O governo brasileiro foi irrepreensível ao se recusar a figurar nessa (má) companhia, apesar das pressões. A esclarecedora declaração do chanceler Celso Amorim sobre a posição brasileira ficou quase perdida em meio à histeria oposicionista.
Hideyo Saito
Em vez de pressionar para que o governo brasileiro se some à atual campanha anticubana, como sempre capitaneada pelas agências oligopólicas de notícias, as boas almas que se manifestaram pela democratização de Cuba têm o dever moral de exigir o fim da política de agressão dos EUA contra Cuba. Do contrário, sua posição, apresentada como democrática, se revelará escandalosamente desonesta e hipócrita. Cessada a agressão e desanuviado o ambiente internacional, o próprio povo cubano poderá decidir, sem pressões externas, como será o seu modelo de democracia, conforme parecem indicar os debates já em curso no país, com grande participação popular.

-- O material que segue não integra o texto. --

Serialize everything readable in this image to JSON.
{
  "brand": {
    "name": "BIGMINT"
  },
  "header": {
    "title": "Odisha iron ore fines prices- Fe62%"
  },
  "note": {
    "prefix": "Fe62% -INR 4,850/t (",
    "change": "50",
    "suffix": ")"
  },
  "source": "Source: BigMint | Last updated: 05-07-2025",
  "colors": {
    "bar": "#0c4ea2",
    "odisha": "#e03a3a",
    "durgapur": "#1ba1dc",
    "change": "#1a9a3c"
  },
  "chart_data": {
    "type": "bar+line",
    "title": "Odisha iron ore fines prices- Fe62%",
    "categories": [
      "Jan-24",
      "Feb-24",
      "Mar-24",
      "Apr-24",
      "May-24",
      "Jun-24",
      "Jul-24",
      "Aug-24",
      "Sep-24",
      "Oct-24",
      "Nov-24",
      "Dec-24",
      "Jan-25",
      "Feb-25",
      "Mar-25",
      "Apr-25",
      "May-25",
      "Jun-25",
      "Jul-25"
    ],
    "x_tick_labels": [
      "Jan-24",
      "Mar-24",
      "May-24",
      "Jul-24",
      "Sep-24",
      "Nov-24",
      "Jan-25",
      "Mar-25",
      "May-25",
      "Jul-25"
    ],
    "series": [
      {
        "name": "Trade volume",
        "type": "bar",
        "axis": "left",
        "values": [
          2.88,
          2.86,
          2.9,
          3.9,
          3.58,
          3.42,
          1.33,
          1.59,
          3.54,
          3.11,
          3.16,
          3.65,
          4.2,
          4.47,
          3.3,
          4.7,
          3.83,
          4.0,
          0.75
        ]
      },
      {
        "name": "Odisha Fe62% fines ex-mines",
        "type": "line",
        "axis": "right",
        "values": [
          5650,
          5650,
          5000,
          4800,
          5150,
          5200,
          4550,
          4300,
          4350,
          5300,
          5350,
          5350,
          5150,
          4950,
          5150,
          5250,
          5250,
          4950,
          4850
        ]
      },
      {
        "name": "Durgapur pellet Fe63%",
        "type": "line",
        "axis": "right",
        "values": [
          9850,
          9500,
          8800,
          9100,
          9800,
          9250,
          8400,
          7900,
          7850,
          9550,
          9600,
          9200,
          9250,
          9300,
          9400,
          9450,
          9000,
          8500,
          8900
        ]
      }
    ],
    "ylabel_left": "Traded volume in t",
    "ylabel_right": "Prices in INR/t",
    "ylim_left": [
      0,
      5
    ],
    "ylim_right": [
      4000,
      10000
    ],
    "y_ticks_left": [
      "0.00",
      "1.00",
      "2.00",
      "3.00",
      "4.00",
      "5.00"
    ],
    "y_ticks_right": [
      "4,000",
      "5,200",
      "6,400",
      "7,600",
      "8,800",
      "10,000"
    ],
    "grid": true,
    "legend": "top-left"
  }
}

Os chamados dissidentes cubanos receberam forte apoio da oposição brasileira e da mídia dominante local, em seu empenho para constranger o presidente Luiz Inácio Lula da Silva a se manifestar publicamente contra o governo de Havana. Na famosa entrevista à Associated Press, usada como pretexto para a pancadaria, o presidente brasileiro trouxe à baila um episódio de morte em uma greve de fome coletiva de prisioneiros do Exército Republicano Irlandês (IRA), durante o governo de Margareth Thatcher, em março de 1981. “Eu vejo muita gente que hoje critica o governo cubano por causa da morte, [e que] não falava nada da morte do IRA”, cobrou Lula. Esse trecho foi convenientemente omitido pela mídia dominante, para deixar o caminho livre para a atual campanha.

Na compacta barreira de desinformação que se orquestrou, as palavras-chave usadas têm sido: luta pela liberdade, dissidentes heróicos, masmorras cubanas, presos de consciência, tirania insensível, cumplicidade de Lula. Os atores brasileiros do drama (jornalistas locais, enviados especiais, colunistas, comentaristas convidados, políticos) repetem em uníssono o noticiário difundido por agências oligopólicas de notícias, como a citada AP, a France Press e a Efe, e por órgãos como a Voz da América, do governo dos Estados Unidos. No jornal O Estado de S. Paulo, a sanha tem sido tamanha, que até colunista de assuntos econômicos, caso de Rolf Kuntz, e articulista convidado, como Eugenio Bucci, reforçaram o festival de acusações em termos praticamente idênticos aos do famoso extremista de direita Carlos Alberto Montaner. O Senado brasileiro aprovou moção de solidariedade aos “presos políticos”, em que também não faltaram críticas ao presidente Lula.

Nenhuma dessas boas almas, contudo, se preocupou em “checar” a notícia original ou qualquer de seus pormenores, cotejando-os com dados de outras fontes, ainda que fosse para complementar alguma informação. Se alguém o fizesse, poderia ter sabido que nenhum dos dois grevistas (Orlando Zapata Tamayo, que faleceu em 23 de fevereiro, e Guillermo Fariñas Hernández, que estava em estado crítico em um hospital cubano no final da segunda semana de março) foi condenado por atividades políticas, mas por delitos como furto, invasão de domicílio e agressões físicas, conforme registros judiciais cubanos. Ficaria informado também de que os presos por atividades políticas, cuja libertação é reivindicada por Fariñas, são os remanescentes do processo de 2003, quando 75 opositores foram condenados por receberem dinheiro do Escritório de Representação dos Estados Unidos em Havana para participar de atividades contra o governo revolucionário (e não, como diz a campanha-padrão contra Cuba, por se oporem ao regime).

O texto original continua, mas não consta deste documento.